The essay was the peak of Graeber’s thinking on the topic, though. The book, obviously thrown together in haste, doesn’t improve on it and has the great disadvantage of being a lot longer and more expensive.
A good nonfiction book requires thought. And thought takes time.
I started thinking about the topic of Dear Student — how learning in college can transform students’ lives — by 2005, when I started teaching full-time, and maybe even as far back as 1997, when I started grad school and read Mark Edmundson’s Harper’s essay, “On the Uses of Liberal Education: As Lite Entertainment for Bored College Students,” which has haunted my teaching career ever since.
Compared to that, I haven’t been thinking about the topic of The End of Burnout for very long at all. I started thinking about work as a moral and spiritual problem in 2010. First I taught a college course on it. Then I made it a research project. When I had a sabbatical from my teaching job in 2012-13, I was sure I would have a book manuscript done soon after. Haha, no. I wrote a lot of pages. The thinking I did was invaluable. But I was still only getting started.
I didn’t know it at the time, but all that reading and research and seemingly-decent writing was just setting me up to make sense of the experience I would have over the next several years, when I would become profoundly unhappy in my job, quit, and then try to make sense of what happened. That experience forced my thinking in much more interesting directions, but I still needed a good three years after quitting my job to write a decent book proposal about it.
So if you are interesting in writing a nonfiction book, ask yourself: What have I been thinking about for the past decade-plus? If you don’t have an answer, you might not be ready to write a book. That’s OK. Just keep thinking. And I’ll have a suggestion about what to do while you’re thinking in the next post in this series.

Essays don’t always need so much mental gestation, but it helps.
Not long ago, I was stuck in my work on a long essay that was based on an experience I’d had a few years earlier. I had written the essay to try to make sense of the experience and then didn’t touch it for more than a year. When I came back to it to try to get it published, I remained dissatisfied. I knew the story I wanted to tell, but I couldn’t figure out what it was about. (I am being vague on purpose. I don’t know when or even whether the essay will be published.)
At some point I reread an essay, “30 Ideas About Writing Nonfiction,” by Elisa Gabbert. These paragraphs stood out:
9. The best essays are on subjects you’ve been thinking about, or questions you’ve been asking, for years, if not all your life. Your mind has already developed a structure of thinking around these questions: the triggers, the patterns, expansions, reversals. The order of insights. So much work is already done….
10. When I’m writing about something new, either new to the world (a new book, for example) or to me, I often find it helpful to anchor that new thing to something else I’ve had the opportunity to think about for longer. This strengthens and adds complexity to the newer thinking, with older, more deeply rooted thoughts. Like adding wine to sauce.

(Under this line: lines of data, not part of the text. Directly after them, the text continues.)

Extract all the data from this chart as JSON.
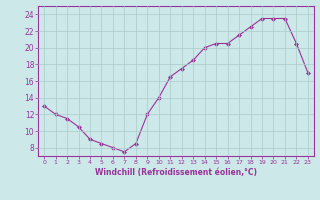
{
  "x_data": [
    0,
    1,
    2,
    3,
    4,
    5,
    6,
    7,
    8,
    9,
    10,
    11,
    12,
    13,
    14,
    15,
    16,
    17,
    18,
    19,
    20,
    21,
    22,
    23
  ],
  "y_data": [
    13.0,
    12.0,
    11.5,
    10.5,
    9.0,
    8.5,
    8.0,
    7.5,
    8.5,
    12.0,
    14.0,
    16.5,
    17.5,
    18.5,
    20.0,
    20.5,
    20.5,
    21.5,
    22.5,
    23.5,
    23.5,
    23.5,
    20.5,
    17.0
  ],
  "line_color": "#993399",
  "marker_color": "#993399",
  "bg_color": "#cce8e8",
  "grid_color": "#b0d0d0",
  "axis_label_color": "#993399",
  "tick_color": "#993399",
  "xlabel": "Windchill (Refroidissement éolien,°C)",
  "ylim": [
    7,
    25
  ],
  "yticks": [
    8,
    10,
    12,
    14,
    16,
    18,
    20,
    22,
    24
  ],
  "xticks": [
    0,
    1,
    2,
    3,
    4,
    5,
    6,
    7,
    8,
    9,
    10,
    11,
    12,
    13,
    14,
    15,
    16,
    17,
    18,
    19,
    20,
    21,
    22,
    23
  ],
  "xlim": [
    -0.5,
    23.5
  ]
}
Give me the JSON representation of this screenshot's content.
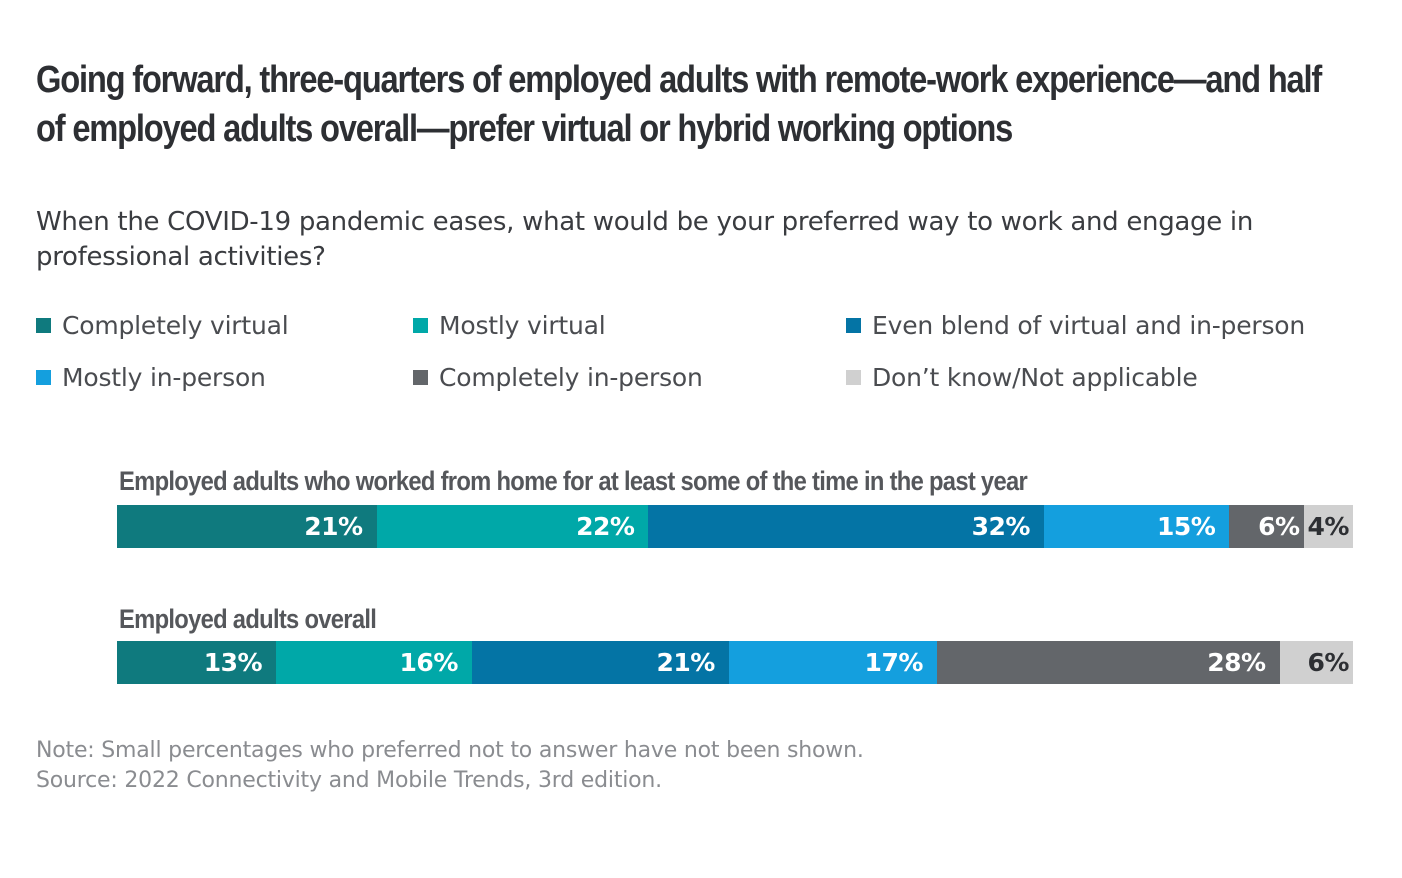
{
  "title": "Going forward, three-quarters of employed adults with remote-work experience—and half of employed adults overall—prefer virtual or hybrid working options",
  "subtitle": "When the COVID-19 pandemic eases, what would be your preferred way to work and engage in professional activities?",
  "legend": [
    {
      "label": "Completely virtual",
      "color": "#0f7a7e"
    },
    {
      "label": "Mostly virtual",
      "color": "#00a8a8"
    },
    {
      "label": "Even blend of virtual and in-person",
      "color": "#0474a5"
    },
    {
      "label": "Mostly in-person",
      "color": "#149fde"
    },
    {
      "label": "Completely in-person",
      "color": "#63666a"
    },
    {
      "label": "Don’t know/Not applicable",
      "color": "#d0d0d0"
    }
  ],
  "chart_data": {
    "type": "bar",
    "orientation": "horizontal-stacked",
    "title": "Going forward, three-quarters of employed adults with remote-work experience—and half of employed adults overall—prefer virtual or hybrid working options",
    "categories": [
      "Employed adults who worked from home for at least some of the time in the past year",
      "Employed adults overall"
    ],
    "series": [
      {
        "name": "Completely virtual",
        "values": [
          21,
          13
        ]
      },
      {
        "name": "Mostly virtual",
        "values": [
          22,
          16
        ]
      },
      {
        "name": "Even blend of virtual and in-person",
        "values": [
          32,
          21
        ]
      },
      {
        "name": "Mostly in-person",
        "values": [
          15,
          17
        ]
      },
      {
        "name": "Completely in-person",
        "values": [
          6,
          28
        ]
      },
      {
        "name": "Don’t know/Not applicable",
        "values": [
          4,
          6
        ]
      }
    ],
    "value_labels": [
      [
        "21%",
        "22%",
        "32%",
        "15%",
        "6%",
        "4%"
      ],
      [
        "13%",
        "16%",
        "21%",
        "17%",
        "28%",
        "6%"
      ]
    ],
    "unit": "%",
    "legend_position": "top"
  },
  "notes": {
    "note": "Note: Small percentages who preferred not to answer have not been shown.",
    "source": "Source: 2022 Connectivity and Mobile Trends, 3rd edition."
  }
}
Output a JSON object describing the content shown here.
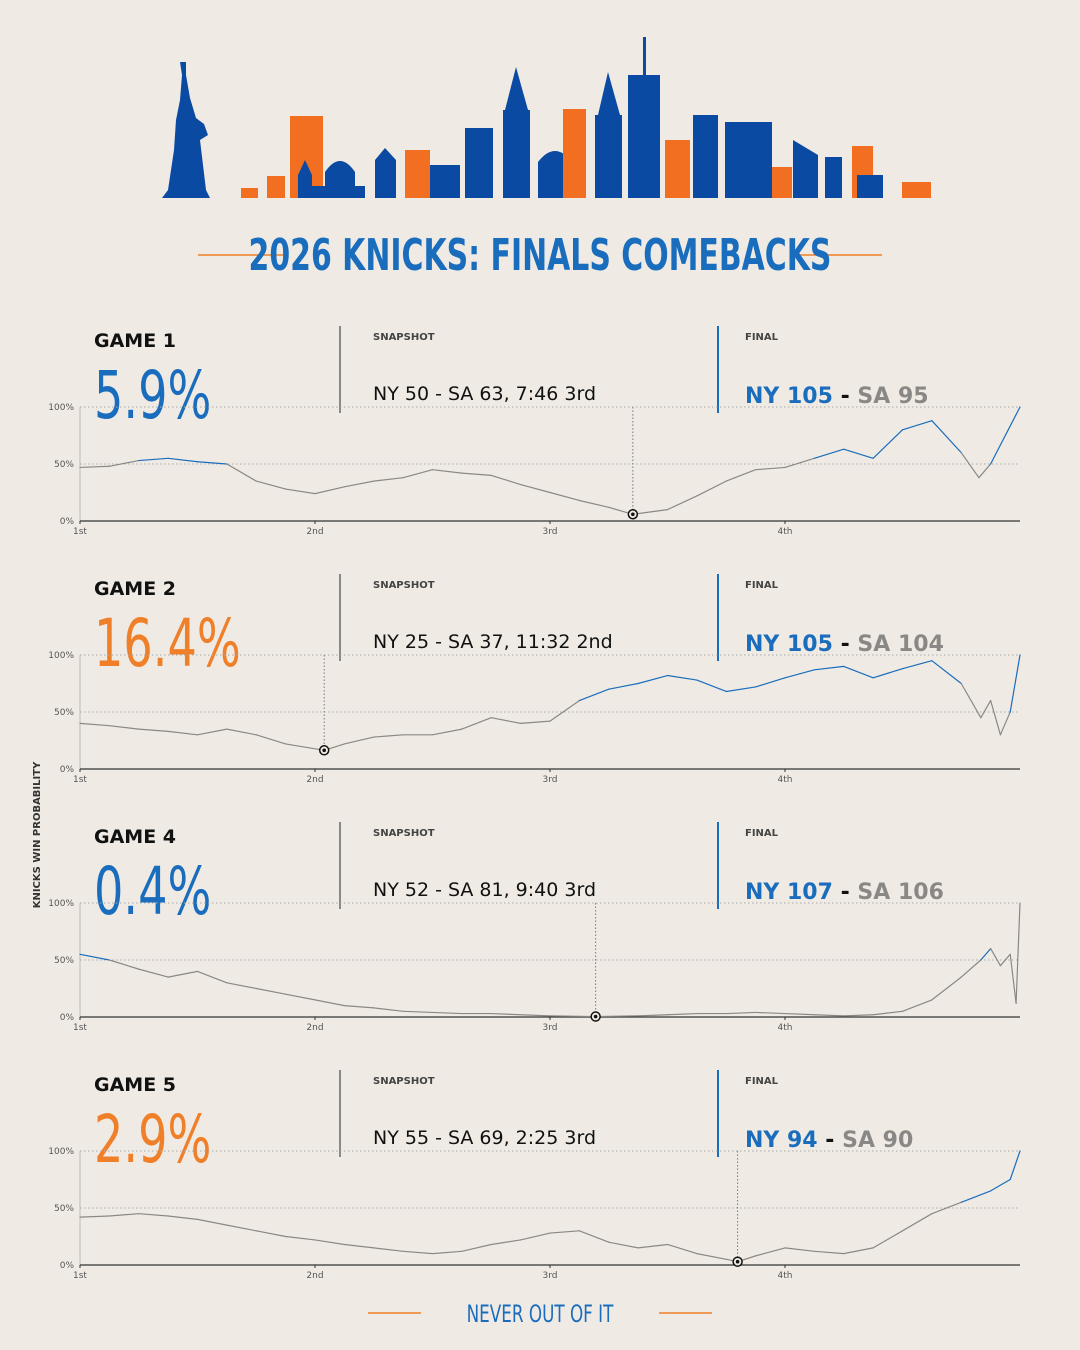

Reading this unlocked the cage. The story I was telling in the essay was relatively recent, but I realized that the intellectual conflict I was addressing had been occurring in my head for 25 years. I don’t even think I made big changes to the essay after this realization. But I suddenly saw it differently. I could now anchor it to that long-built mental structure.
I think I know what I want to write for the book after Dear Student. But I’ve only been thinking about it since 2019 or so. It’s still early.
I do have one other book, Secret Faith in the Public Square, but I think there are different lessons to be learned from it, because it originated as my doctoral dissertation. Though in fact, the lesson of this post very much applied to that book, too.